A new study, published as a joint effort of The Advancement Project and OurTime.org, found that young and minority voters experienced a greater “time tax” on average than other voters in the 2012 presidential election. It found that African-American and Latino voters faced an average wait time of 20.2 minutes, almost eight more minutes than other voters at the ballot box.
The study particularly focused on precincts in Virginia and Florida, the states with the longest wait times, and found correlations between the percentage of the youth population in a precinct and longer wait times. In Miami-Dade, Orange, and Fairfax counties—precincts with higher proportions of voters under the age of 30—faced later closing times and longer lines.
Katherine Culliton-González, the director of Advancement Project’s Voter Protection Program, told Mother Jones that their research counters the idea that young and minority voters face longer waits because they live in more densely populated areas. Instead, she blames faulty policy.
Culliton-González explained that in Virginia “unless a voter can prove they are sick, otherwise disabled, or have to travel for work on Election Day, all voters must vote on the first Tuesday in November.
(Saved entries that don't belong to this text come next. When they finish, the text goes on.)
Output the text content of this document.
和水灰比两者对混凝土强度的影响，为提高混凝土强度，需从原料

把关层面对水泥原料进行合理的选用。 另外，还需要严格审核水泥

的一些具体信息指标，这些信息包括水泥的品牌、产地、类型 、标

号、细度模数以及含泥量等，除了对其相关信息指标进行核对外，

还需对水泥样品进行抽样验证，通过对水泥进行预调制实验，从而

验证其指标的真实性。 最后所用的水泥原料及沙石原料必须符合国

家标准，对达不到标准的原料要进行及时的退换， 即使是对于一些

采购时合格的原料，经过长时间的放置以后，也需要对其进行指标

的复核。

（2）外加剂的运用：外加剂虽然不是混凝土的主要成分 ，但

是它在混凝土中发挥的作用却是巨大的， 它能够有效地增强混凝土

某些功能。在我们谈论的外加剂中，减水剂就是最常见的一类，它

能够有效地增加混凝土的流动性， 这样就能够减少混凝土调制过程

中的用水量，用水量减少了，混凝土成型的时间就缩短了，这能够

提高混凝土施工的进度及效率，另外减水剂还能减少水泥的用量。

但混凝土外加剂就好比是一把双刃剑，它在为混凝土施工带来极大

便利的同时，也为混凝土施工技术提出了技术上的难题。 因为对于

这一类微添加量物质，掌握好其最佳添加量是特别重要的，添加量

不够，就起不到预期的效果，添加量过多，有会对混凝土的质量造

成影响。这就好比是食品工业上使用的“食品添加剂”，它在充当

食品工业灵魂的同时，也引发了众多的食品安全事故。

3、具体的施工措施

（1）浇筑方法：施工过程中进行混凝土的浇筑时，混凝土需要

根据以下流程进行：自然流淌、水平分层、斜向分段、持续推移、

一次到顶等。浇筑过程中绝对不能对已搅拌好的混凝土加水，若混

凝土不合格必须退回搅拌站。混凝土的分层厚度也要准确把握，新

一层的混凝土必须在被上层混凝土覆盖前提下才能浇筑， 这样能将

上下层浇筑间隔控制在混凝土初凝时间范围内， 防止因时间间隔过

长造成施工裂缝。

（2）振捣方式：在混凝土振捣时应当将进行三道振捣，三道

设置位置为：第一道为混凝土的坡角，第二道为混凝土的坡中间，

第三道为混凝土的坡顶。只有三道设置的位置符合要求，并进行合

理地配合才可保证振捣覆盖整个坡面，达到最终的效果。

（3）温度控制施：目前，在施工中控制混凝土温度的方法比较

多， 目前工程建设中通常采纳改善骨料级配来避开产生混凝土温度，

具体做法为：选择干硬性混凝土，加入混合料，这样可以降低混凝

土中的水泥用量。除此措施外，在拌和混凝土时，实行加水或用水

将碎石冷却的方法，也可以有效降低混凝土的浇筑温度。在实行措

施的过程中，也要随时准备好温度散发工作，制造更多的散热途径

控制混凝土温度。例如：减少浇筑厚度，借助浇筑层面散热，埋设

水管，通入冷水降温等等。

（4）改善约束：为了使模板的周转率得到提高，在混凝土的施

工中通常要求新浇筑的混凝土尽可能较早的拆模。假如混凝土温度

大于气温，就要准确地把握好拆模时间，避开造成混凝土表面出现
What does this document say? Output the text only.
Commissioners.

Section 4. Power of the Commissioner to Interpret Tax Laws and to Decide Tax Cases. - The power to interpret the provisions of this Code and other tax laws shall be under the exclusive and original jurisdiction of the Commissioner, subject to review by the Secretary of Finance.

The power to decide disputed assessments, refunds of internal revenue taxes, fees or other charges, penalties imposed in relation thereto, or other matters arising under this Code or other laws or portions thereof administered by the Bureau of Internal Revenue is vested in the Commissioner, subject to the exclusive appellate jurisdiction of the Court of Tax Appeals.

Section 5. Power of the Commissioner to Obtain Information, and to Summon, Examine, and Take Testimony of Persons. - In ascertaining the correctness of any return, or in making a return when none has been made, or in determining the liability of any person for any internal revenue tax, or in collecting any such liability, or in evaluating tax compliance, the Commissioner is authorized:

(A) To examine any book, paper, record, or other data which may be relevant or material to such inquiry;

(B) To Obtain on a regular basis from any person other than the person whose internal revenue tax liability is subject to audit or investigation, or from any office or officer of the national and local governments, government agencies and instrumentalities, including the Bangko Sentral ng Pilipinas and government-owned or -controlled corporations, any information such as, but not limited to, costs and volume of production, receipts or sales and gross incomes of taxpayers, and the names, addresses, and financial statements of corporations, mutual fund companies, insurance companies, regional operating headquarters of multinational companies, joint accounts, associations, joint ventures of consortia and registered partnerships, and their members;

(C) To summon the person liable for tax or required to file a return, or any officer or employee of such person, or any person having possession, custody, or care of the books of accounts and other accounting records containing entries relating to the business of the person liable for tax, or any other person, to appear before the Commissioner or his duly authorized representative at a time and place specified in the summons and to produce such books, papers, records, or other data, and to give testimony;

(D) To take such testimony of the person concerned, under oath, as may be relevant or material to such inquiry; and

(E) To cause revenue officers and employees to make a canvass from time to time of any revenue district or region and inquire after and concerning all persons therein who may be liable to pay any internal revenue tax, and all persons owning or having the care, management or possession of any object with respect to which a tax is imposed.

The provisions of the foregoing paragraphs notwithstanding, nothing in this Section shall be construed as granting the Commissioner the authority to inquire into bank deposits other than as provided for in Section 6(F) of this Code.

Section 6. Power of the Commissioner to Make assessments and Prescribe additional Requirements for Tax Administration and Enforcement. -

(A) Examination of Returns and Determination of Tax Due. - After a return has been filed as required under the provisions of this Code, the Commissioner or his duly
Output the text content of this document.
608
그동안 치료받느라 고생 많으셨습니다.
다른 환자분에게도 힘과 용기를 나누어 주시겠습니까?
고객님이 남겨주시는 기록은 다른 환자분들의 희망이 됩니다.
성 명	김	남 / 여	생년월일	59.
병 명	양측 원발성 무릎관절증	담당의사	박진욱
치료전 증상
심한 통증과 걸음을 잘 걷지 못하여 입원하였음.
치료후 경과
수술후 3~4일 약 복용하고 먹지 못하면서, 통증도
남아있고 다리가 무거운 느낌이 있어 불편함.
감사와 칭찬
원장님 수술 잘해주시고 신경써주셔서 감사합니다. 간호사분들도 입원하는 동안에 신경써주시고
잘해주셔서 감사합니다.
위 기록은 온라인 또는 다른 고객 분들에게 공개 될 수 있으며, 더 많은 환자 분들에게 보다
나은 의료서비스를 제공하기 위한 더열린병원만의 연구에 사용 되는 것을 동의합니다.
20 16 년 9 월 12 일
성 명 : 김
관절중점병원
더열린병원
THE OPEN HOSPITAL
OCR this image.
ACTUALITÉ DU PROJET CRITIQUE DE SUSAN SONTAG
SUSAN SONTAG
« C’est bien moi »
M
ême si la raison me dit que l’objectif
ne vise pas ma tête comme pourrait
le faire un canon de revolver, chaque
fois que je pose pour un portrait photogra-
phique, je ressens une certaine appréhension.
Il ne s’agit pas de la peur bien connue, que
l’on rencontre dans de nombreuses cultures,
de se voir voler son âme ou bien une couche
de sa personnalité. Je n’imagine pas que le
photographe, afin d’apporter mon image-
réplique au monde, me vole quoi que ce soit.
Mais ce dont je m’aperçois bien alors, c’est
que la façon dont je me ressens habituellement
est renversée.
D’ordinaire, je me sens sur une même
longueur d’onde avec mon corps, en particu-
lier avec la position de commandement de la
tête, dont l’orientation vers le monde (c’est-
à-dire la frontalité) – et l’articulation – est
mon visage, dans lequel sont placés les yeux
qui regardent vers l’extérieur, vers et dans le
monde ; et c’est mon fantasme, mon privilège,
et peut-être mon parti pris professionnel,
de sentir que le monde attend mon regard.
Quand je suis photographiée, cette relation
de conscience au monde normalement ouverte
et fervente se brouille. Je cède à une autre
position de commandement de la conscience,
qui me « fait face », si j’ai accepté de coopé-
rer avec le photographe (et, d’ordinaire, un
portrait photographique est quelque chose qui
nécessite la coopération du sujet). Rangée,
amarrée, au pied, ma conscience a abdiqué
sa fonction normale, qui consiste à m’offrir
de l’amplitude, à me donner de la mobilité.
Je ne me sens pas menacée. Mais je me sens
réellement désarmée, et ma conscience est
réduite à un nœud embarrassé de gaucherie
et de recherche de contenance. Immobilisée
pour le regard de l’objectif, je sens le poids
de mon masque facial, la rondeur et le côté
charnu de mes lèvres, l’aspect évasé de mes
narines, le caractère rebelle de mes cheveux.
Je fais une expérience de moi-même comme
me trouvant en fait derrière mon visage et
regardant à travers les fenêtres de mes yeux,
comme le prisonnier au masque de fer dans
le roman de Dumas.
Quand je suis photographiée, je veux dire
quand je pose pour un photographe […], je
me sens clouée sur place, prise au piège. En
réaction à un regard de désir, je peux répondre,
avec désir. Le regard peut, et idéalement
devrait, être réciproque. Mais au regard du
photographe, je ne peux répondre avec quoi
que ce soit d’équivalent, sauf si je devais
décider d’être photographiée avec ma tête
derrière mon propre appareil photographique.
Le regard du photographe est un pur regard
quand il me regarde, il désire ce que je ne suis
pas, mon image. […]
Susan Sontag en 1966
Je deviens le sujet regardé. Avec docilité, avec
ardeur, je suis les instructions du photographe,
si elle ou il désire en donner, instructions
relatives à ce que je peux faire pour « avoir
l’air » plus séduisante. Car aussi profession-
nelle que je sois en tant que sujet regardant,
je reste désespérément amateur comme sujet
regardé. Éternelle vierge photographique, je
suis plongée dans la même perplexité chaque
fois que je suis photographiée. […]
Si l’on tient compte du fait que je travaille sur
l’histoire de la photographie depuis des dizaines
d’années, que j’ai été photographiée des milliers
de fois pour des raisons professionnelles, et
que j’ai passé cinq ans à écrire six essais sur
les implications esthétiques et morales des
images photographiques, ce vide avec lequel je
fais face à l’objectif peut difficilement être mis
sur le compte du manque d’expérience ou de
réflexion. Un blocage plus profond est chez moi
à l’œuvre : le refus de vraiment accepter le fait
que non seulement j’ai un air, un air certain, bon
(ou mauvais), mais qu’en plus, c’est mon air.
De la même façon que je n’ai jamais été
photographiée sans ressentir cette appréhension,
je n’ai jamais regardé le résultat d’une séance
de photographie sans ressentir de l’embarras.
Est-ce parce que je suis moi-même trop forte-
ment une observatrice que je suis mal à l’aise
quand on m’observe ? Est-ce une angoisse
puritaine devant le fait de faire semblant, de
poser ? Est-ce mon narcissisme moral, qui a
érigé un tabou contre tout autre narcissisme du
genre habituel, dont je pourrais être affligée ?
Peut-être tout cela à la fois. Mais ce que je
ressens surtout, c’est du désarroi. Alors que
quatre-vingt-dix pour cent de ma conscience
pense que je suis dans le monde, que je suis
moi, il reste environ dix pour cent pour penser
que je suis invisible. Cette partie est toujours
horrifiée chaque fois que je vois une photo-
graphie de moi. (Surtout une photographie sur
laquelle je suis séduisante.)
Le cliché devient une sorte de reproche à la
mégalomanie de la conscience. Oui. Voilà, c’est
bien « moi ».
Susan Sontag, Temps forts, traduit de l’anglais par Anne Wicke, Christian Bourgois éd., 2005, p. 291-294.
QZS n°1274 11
These limits are probably what caused the disparities, as due to socioeconomic factors, many young voters of color have less flexibility in their work schedules.”
The authors of the study offer several suggestions to address the issue, such as adopting online and same day voter registration and eliminating strict voter identification requirements.
They caution that if changes are not adopted soon, many young voters may choose not to participate in future elections.
“Even when they do not prove outcome-determinative, such waits exact a real toll on real voters,” law professor at Loyola University Justin Levitt said. “Sometimes, the burdens of excessive lines are sufficient to deter participation entirely.”